LAKEMORE Rick Justice has spent much of the past decade trying to improve the place he has called home is entire life.

Justice, a 1981 Springfield High School graduate who went on to earn a degree in education from the University of Akron, spent the last eight years as the mayor of the Village of Lakemore. While he opted not to run for re-election in November, he has high hopes for the village and that it will continue to move forward.

“I hope the whole community, including Springfield, can move forward together,” he said.

Lakemore was in fiscal emergency when he began as mayor. In 2012, the fund balance for the village was $500,000 and the general fund was in the negative of $1.1 million. Today, the general fund is in the plus $1.1 million and the total fund balance is $3 million.

“We had a huge hill to climb to get out of fiscal emergency, but we did it ahead of schedule,” said Justice. “We are a lot stronger today.”

He said the job was very special to him and that there are so many people to thank that helped in some way to make the eight years special. He said that he had mixed feelings about not running for another term, but he is ready for other challenges.

“It will be a big hole to fill in my life because I have been so involved in this community,” he said. “I will fill it with new challenges. I like a good challenge. I want to support those I am handing the torch over to if I can, because I have learned a lot along the way.

“I would like to see the mayor and council bring the level of staffing back up and I think they are in a position now to take care of a lot of things we couldn’t take care of when we were in fiscal emergency.”

Justice said some of the things he enjoyed doing the most was rebuilding relationships with the county and the township.

“It was fulfilling to work with different people and make some big projects work,” he said.

Justice mentioned the Restore Recovery and Hope United projects at the Edwin Shaw property. Those type of projects came about by building relationships, gaining trust and getting people encouraged and comfortable investing in the village.

Justice spoke about Lakemore Plaza and how it expanded through the years. Beginning at about 50 percent full, it is now at 95 capacity. Justice said Lakemore officials helped a lot with getting Save A Lot, Tractor Supply and the a Summit County District Library branch into the plaza.

The plaza owners felt comfortable enough, Justice added, to invest in the road behind the plaza along with the county, and that happened with hardly any cost to the village. That led into the Springfield Schools Transportation Depot building being built on the new road behind the plaza. Justice said the project took building trust with the schools, making zoning changes and working with the school system and First Student.

“I really love working on big projects like that,” he said.

Springfield Township Trustee Dean Young said improvements were made along Sanitarium Road, not only to the road but also drainage issues were taken care of. He believes negotiating with the county to basically pay for the west entry to the plaza and working on obtaining property for the transportation depot, “were very positive things for Lakemore.”

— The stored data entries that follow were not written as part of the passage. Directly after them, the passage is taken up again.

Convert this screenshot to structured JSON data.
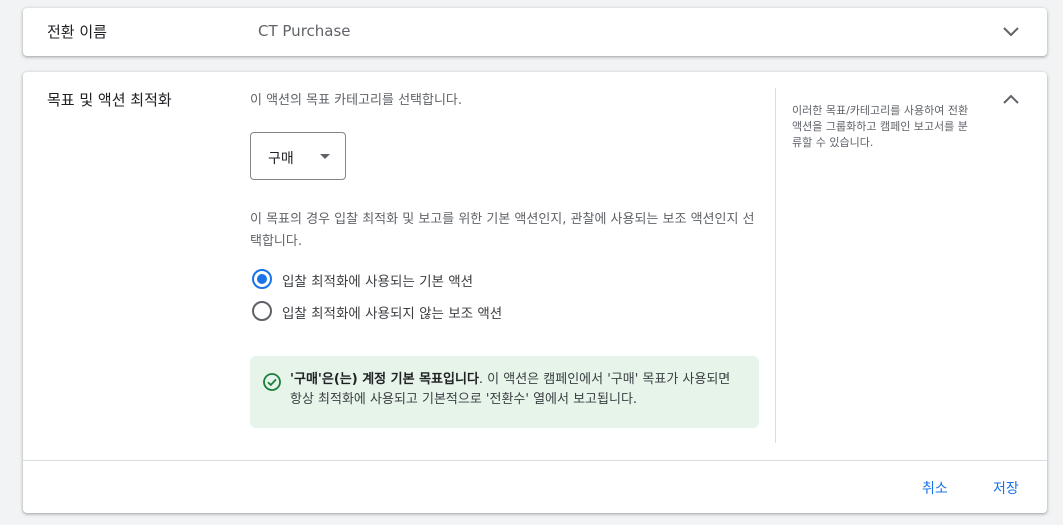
{
  "conversion_name": {
    "label": "전환 이름",
    "value": "CT Purchase"
  },
  "goal_section": {
    "title": "목표 및 액션 최적화",
    "category_description": "이 액션의 목표 카테고리를 선택합니다.",
    "category_select": {
      "selected": "구매"
    },
    "action_type_description": "이 목표의 경우 입찰 최적화 및 보고를 위한 기본 액션인지, 관찰에 사용되는 보조 액션인지 선택합니다.",
    "options": [
      {
        "label": "입찰 최적화에 사용되는 기본 액션",
        "checked": true
      },
      {
        "label": "입찰 최적화에 사용되지 않는 보조 액션",
        "checked": false
      }
    ],
    "notice": {
      "bold": "'구매'은(는) 계정 기본 목표입니다",
      "text": ". 이 액션은 캠페인에서 '구매' 목표가 사용되면 항상 최적화에 사용되고 기본적으로 '전환수' 열에서 보고됩니다."
    },
    "help_text": "이러한 목표/카테고리를 사용하여 전환 액션을 그룹화하고 캠페인 보고서를 분류할 수 있습니다."
  },
  "actions": {
    "cancel": "취소",
    "save": "저장"
  },
  "colors": {
    "accent": "#1a73e8",
    "notice_bg": "#e6f4ea",
    "success": "#188038"
  },
  "icons": {
    "expand": "chevron-down-icon",
    "collapse": "chevron-up-icon",
    "dropdown": "arrow-drop-down-icon",
    "notice": "check-circle-icon"
  }
}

Young cited the cooperation of both the village and the township on the Dollar General store being an accomplishment of working together. It straddled Lakemore and Springfield and officials were able to get the company to add a brick fašade and change its signage.

“We worked together to insist on changes to the building,” Young said.

Young also spoke about how he and Justice went to Cranberry Township, Pa., and met with the owners of Lakemore Plaza to work out details to bring the trail through the back part of the property. He said Justice also was on the ground level to develop the popular Rock the Docks Festival.

“The lines of communication were always open,” Young said. “We have differences of interests and he was always promoting working together.”

Justice talked about the Hidden Lakes subdivision, which had been foreclosed land since 2003 and how the village had been looking for someone to invest in that. Now, it is a successful housing development that will help the community and the school.

Justice said one thing he liked about being the mayor was that he was in a position to help people out.

“People would come to me asking for help,” he said. “Sometimes you could help, sometimes you couldn’t. When you could it was really special.”

Other items that were accomplished by council and the mayor during the eight years were the painting of the water tower, paving of part of Sanitarium Road and other sewer and paving work and upgrading the parks.

“It was great to see the tower, kind of a symbol of our community get restored,” said Justice.

Over the years, the village has torn down 18 blighted houses which has improved home values. The Police Department was restored which, Justice said, was very important to the community members.

“We did a lot of things behind the scenes that you can’t see,” Justice said, referring to the process of getting out of fiscal emergency. “It was a tough decision to cut staffing and put more of a workload on less people and to make the changes with the Police Department.”

Justice credits residents for taking on the burden of the reduction of 50 percent in the tax credit to help the village get out of fiscal emergency. Once Lakemore was removed fiscal emergency six months before projected, the 100-percent credit was restored.

Justice thanks the community for its support while he was mayor. He said his family: wife Amy, daughter Carly, son Joel and his parents, Ron and Marjorie Justice, have been there for him.

“That was very meaningful to me,” he said.